Muitos leram poesias, inclusive eu. Outra garota que me parecia muito doce cantou sua música. E eu já me sentia próxima de todas aquelas pessoas. Como se todos nós dividíssemos um mesmo segredo. Lygia.

Outro menino se levantou para ler um poema, de um poeta do qual não sabia o nome.

Se eu enlouquecer, passarei as tardes repetindo o seu nome.
olhando as estrelas é sempre possível desenhar o seu nome.
eu entendo por que Tom Jobim compôs uma música para o seu nome.


se um dia eu mudar de sexo adotarei o seu nome.
tenho inveja do oficial de registro que datilografou pela primeira vez o seu
nome.


Uma vez sonhei que tudo no mundo tinha o seu nome
coelho tinha o seu nome, xícara tinha o seu nome, primavera tinha o seu nome.
detesto trabalho porque me impede de me concentrar no seu nome.

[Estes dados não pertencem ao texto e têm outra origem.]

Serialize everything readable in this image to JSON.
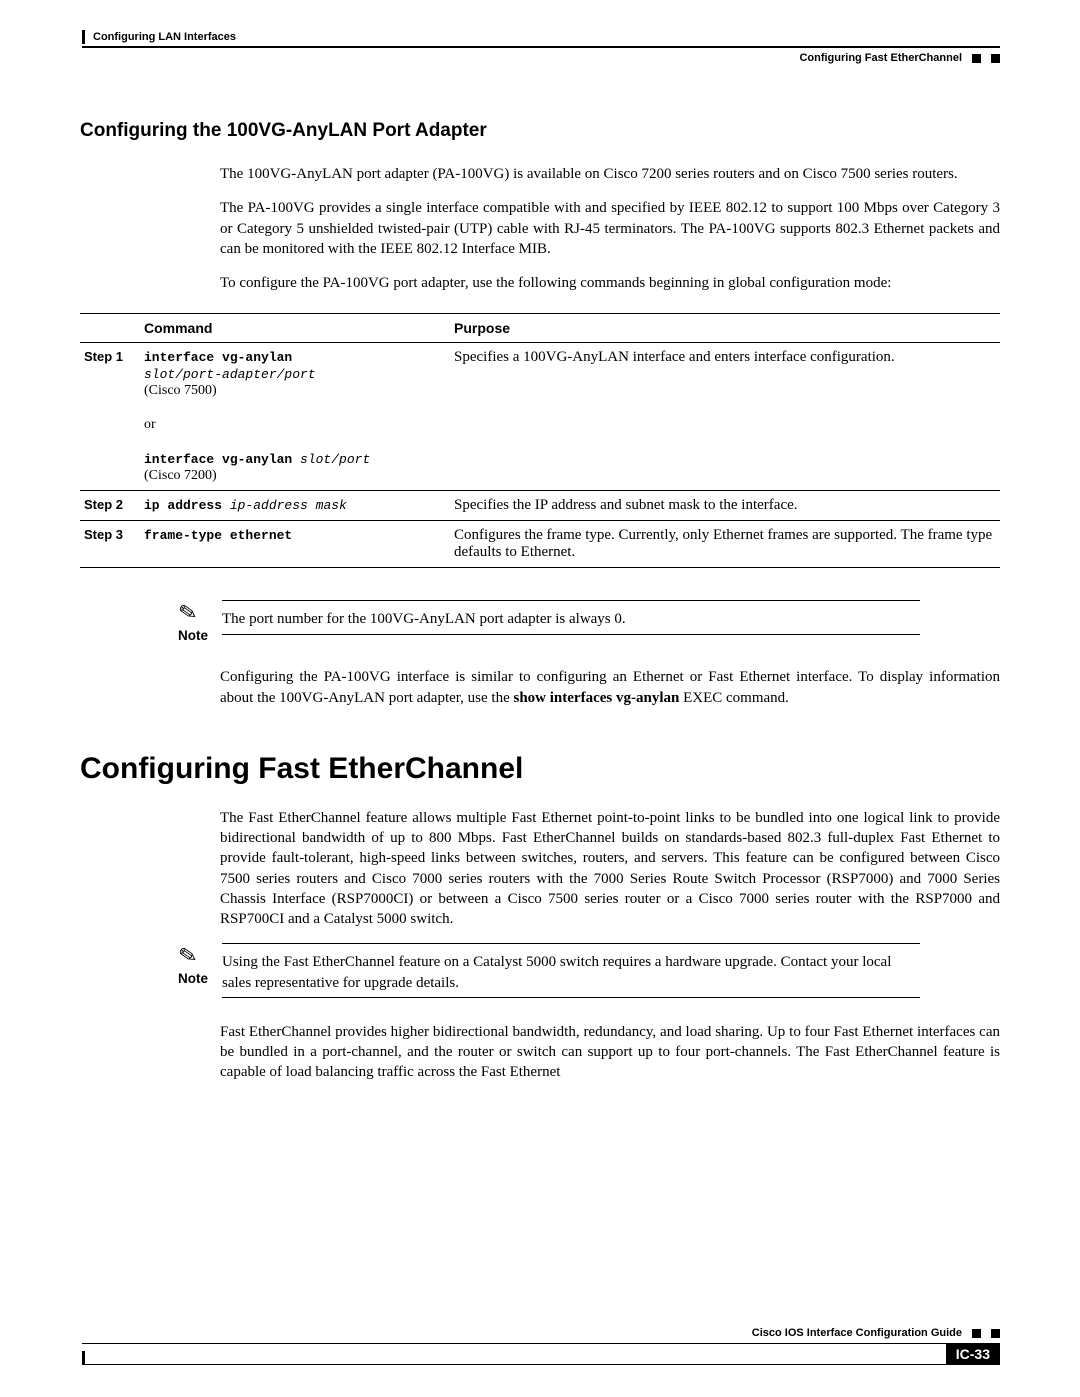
{
  "header": {
    "chapter": "Configuring LAN Interfaces",
    "section": "Configuring Fast EtherChannel"
  },
  "h3": "Configuring the 100VG-AnyLAN Port Adapter",
  "p1": "The 100VG-AnyLAN port adapter (PA-100VG) is available on Cisco 7200 series routers and on Cisco 7500 series routers.",
  "p2": "The PA-100VG provides a single interface compatible with and specified by IEEE 802.12 to support 100 Mbps over Category 3 or Category 5 unshielded twisted-pair (UTP) cable with RJ-45 terminators. The PA-100VG supports 802.3 Ethernet packets and can be monitored with the IEEE 802.12 Interface MIB.",
  "p3": "To configure the PA-100VG port adapter, use the following commands beginning in global configuration mode:",
  "table": {
    "h_cmd": "Command",
    "h_purpose": "Purpose",
    "steps": [
      "Step 1",
      "Step 2",
      "Step 3"
    ],
    "r1": {
      "cmd1_b": "interface vg-anylan",
      "cmd1_i": "slot/port-adapter/port",
      "cmd1_note": "(Cisco 7500)",
      "or": "or",
      "cmd2_b": "interface vg-anylan ",
      "cmd2_i": "slot/port",
      "cmd2_note": "(Cisco 7200)",
      "purpose": "Specifies a 100VG-AnyLAN interface and enters interface configuration."
    },
    "r2": {
      "cmd_b": "ip address ",
      "cmd_i": "ip-address mask",
      "purpose": "Specifies the IP address and subnet mask to the interface."
    },
    "r3": {
      "cmd_b": "frame-type ethernet",
      "purpose": "Configures the frame type. Currently, only Ethernet frames are supported. The frame type defaults to Ethernet."
    }
  },
  "note1": {
    "label": "Note",
    "text": "The port number for the 100VG-AnyLAN port adapter is always 0."
  },
  "p4_a": "Configuring the PA-100VG interface is similar to configuring an Ethernet or Fast Ethernet interface. To display information about the 100VG-AnyLAN port adapter, use the ",
  "p4_b": "show interfaces vg-anylan",
  "p4_c": " EXEC command.",
  "h1": "Configuring Fast EtherChannel",
  "p5": "The Fast EtherChannel feature allows multiple Fast Ethernet point-to-point links to be bundled into one logical link to provide bidirectional bandwidth of up to 800 Mbps. Fast EtherChannel builds on standards-based 802.3 full-duplex Fast Ethernet to provide fault-tolerant, high-speed links between switches, routers, and servers. This feature can be configured between Cisco 7500 series routers and Cisco 7000 series routers with the 7000 Series Route Switch Processor (RSP7000) and 7000 Series Chassis Interface (RSP7000CI) or between a Cisco 7500 series router or a Cisco 7000 series router with the RSP7000 and RSP700CI and a Catalyst 5000 switch.",
  "note2": {
    "label": "Note",
    "text": "Using the Fast EtherChannel feature on a Catalyst 5000 switch requires a hardware upgrade. Contact your local sales representative for upgrade details."
  },
  "p6": "Fast EtherChannel provides higher bidirectional bandwidth, redundancy, and load sharing. Up to four Fast Ethernet interfaces can be bundled in a port-channel, and the router or switch can support up to four port-channels. The Fast EtherChannel feature is capable of load balancing traffic across the Fast Ethernet",
  "footer": {
    "guide": "Cisco IOS Interface Configuration Guide",
    "page": "IC-33"
  }
}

Quando saí da casa dos meus pais fui atrás do seu nome.
quando a poesia é boa é como o seu nome
quando a poesia é ruim me desespero porque não consigo encontrar o seu nome


Cabala e inefável são palavras lindas, mas não chegam aos pés de seu nome
não posso ser comunista se tiver que compartilhar o seu nome
Espero nunca te odiar para não ter que odiar o seu nome.

Espero que você nunca me deixe para eu não ser obrigada a esquecer o seu nome
É difícil falar de você sem mencionar o seu nome

Eu ainda não sabia o nome dele. Não sabia o nome de ninguém naquela sala. Mas olhei nos olhos de cada um. E reconheci a velha chama. Não, eu não estava mais sozinha. Todos nós juntos, por causa do seu nome, Lygia.